Check whether your GPU has enough memory to serve a transformer model by summing weight, activation, and KV cache requirements and reporting remaining headroom.

Validate memory estimates with profiler tools such as NVIDIA Nsight Systems or PyTorch CUDA memory stats before deploying latency-critical services.

Examples

80 GB GPU, 13B params at 2 bytes, 15% overhead, 2,048 tokens at 1,536 bytes ⇒ 48.47 GB weights, 7.27 GB buffers, 2.93 GB KV, 21.33 GB headroom
24 GB GPU, 7B params at 1 byte, 10% overhead, no KV cache ⇒ 6.52 GB total footprint, 17.48 GB headroom

FAQ

How do I derive KV cache bytes per token?

Multiply 2 × hidden_size × precision_bytes for transformer decoders. Include rotary embedding or quantisation scaling metadata if your runtime stores them per token.

Why use activation overhead as a percentage of weight memory?

Serving stacks often size activations proportionally to model width. Expressing buffers as a percentage lets you calibrate the factor using profiler traces without exposing every internal tensor shape.

What happens if headroom is negative?

A negative headroom indicates the model will OOM on the selected GPU. Reduce batch size, adopt tensor or pipeline parallelism, or increase quantisation to shrink the footprint.
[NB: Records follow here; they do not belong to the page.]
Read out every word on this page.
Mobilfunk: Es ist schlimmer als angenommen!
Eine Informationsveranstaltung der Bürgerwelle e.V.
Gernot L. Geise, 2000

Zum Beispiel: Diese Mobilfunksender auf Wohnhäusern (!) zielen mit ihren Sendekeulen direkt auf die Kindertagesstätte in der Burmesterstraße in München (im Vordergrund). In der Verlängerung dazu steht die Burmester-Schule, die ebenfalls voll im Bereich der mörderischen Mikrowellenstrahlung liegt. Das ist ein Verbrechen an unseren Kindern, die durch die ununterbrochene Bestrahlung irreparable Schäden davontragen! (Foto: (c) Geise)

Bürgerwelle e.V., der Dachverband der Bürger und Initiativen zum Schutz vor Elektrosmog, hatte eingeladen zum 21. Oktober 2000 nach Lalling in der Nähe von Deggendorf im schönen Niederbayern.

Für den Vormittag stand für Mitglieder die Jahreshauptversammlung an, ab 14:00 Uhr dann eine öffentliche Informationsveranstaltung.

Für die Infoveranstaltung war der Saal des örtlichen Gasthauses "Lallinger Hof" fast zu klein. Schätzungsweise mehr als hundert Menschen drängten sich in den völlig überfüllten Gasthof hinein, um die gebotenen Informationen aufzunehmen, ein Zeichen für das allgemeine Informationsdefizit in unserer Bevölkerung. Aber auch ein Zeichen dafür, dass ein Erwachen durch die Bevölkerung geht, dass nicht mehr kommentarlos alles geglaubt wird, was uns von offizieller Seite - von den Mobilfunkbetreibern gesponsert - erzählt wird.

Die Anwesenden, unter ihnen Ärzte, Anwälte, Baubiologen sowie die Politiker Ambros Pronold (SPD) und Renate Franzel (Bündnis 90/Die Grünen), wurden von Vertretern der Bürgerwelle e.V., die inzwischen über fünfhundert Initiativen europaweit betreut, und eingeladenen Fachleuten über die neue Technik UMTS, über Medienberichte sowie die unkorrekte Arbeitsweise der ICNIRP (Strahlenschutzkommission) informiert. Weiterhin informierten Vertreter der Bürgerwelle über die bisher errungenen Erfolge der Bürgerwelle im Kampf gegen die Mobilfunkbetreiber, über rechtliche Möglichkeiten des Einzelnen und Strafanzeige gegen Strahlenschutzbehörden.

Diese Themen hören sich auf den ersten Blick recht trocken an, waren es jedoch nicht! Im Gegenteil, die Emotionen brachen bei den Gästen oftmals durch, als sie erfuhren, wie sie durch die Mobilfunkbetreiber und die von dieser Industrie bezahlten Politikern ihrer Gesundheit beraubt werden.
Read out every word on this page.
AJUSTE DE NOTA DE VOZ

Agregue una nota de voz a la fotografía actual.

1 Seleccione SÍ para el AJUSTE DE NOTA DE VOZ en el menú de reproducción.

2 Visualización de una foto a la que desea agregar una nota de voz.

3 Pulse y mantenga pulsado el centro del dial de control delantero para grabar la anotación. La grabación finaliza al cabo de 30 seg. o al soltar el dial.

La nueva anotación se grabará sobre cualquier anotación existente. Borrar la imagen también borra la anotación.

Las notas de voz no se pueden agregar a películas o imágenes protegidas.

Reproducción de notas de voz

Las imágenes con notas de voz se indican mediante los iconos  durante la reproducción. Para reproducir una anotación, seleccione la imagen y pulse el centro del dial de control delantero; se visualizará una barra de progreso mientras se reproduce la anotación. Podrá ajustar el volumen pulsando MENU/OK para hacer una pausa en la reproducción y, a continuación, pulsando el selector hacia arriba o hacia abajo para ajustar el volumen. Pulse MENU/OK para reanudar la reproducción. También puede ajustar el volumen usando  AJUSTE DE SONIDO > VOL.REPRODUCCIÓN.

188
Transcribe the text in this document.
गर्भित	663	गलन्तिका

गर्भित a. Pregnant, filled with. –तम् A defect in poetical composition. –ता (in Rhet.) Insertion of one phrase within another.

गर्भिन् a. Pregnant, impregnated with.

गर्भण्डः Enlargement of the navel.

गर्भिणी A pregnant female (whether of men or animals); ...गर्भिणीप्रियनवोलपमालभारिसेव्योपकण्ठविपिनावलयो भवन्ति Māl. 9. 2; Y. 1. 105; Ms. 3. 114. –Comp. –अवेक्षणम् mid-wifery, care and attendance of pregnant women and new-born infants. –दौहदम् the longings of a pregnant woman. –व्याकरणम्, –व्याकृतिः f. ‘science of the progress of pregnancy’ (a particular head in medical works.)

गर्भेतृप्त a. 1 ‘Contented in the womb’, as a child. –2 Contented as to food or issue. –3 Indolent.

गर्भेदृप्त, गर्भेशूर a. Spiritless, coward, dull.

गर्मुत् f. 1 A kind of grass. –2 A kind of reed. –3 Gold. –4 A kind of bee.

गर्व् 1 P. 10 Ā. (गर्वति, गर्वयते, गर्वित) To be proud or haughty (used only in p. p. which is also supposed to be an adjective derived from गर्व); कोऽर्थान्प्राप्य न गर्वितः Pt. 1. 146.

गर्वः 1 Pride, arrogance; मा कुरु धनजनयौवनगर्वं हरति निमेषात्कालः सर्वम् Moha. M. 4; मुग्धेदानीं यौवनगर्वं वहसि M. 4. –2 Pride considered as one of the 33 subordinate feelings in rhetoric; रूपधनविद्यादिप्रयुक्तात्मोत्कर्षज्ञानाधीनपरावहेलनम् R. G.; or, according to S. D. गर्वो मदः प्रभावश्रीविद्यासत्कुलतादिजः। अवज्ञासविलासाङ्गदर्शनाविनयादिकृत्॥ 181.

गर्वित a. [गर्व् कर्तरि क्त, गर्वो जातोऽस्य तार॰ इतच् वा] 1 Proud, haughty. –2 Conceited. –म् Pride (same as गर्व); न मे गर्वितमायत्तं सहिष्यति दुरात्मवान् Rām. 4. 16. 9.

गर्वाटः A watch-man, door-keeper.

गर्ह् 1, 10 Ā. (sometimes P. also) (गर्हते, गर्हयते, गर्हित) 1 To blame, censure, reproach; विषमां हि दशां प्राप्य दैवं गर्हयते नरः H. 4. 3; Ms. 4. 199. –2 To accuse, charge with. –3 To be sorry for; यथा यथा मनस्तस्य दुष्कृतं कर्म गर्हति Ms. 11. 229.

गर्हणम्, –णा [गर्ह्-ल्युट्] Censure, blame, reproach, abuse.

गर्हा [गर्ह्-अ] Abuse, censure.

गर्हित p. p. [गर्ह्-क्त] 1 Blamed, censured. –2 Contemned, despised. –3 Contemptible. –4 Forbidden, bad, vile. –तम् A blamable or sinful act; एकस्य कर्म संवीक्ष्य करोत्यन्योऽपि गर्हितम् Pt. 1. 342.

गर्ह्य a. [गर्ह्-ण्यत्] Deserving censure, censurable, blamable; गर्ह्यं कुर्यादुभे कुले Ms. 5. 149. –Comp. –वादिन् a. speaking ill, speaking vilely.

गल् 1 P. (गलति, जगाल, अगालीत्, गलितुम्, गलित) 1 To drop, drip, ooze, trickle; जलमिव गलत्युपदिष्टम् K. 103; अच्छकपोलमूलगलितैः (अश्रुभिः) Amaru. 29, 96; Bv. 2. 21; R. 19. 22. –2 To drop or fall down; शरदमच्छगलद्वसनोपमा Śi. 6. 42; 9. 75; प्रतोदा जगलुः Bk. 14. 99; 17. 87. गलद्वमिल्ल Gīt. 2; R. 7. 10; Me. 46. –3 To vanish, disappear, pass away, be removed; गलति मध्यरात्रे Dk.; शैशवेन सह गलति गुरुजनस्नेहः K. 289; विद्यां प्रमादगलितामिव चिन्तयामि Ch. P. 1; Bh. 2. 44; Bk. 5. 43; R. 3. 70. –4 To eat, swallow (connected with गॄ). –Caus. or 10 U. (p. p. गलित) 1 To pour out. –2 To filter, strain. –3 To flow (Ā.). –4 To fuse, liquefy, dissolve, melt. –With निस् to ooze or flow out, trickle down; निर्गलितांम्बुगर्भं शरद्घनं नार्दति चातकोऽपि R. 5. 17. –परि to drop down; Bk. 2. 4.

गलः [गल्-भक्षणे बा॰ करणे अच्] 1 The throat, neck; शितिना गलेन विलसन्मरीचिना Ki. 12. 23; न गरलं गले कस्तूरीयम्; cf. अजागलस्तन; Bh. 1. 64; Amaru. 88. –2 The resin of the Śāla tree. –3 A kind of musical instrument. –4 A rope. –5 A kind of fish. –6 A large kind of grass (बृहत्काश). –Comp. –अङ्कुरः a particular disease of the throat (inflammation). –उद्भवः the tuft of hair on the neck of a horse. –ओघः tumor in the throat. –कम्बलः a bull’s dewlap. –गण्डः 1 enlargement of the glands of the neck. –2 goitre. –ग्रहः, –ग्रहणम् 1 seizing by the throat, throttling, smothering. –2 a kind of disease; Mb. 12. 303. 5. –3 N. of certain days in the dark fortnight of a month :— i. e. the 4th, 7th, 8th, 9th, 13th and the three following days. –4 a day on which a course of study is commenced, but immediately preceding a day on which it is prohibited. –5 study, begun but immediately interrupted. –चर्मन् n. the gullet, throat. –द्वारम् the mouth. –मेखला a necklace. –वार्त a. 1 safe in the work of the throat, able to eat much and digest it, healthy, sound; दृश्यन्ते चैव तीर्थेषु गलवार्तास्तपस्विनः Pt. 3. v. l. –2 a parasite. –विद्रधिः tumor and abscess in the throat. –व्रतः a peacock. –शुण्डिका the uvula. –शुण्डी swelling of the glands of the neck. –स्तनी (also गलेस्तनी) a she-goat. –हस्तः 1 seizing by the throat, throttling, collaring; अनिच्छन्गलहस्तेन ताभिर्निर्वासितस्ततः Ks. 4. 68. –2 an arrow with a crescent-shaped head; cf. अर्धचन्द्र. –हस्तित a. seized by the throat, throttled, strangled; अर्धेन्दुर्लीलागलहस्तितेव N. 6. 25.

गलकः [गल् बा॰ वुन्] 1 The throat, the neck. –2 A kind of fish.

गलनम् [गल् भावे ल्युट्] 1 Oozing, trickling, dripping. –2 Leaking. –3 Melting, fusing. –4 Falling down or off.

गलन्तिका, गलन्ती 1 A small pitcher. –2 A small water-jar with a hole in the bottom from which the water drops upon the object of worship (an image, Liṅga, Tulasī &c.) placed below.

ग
Does this include framework runtime overheads?

The calculator assumes usable memory already excludes static runtime reservations. Profile first token latency to confirm actual headroom before production deployment.

Additional Information

Weight memory equals parameter count multiplied by precision bytes and converted from bytes to gigabytes.
Activation overhead scales weight memory to approximate attention buffers, residual activations, and temporary tensors.
KV cache memory depends on concurrent tokens and the bytes stored per token; leaving inputs blank assumes no persistent cache load.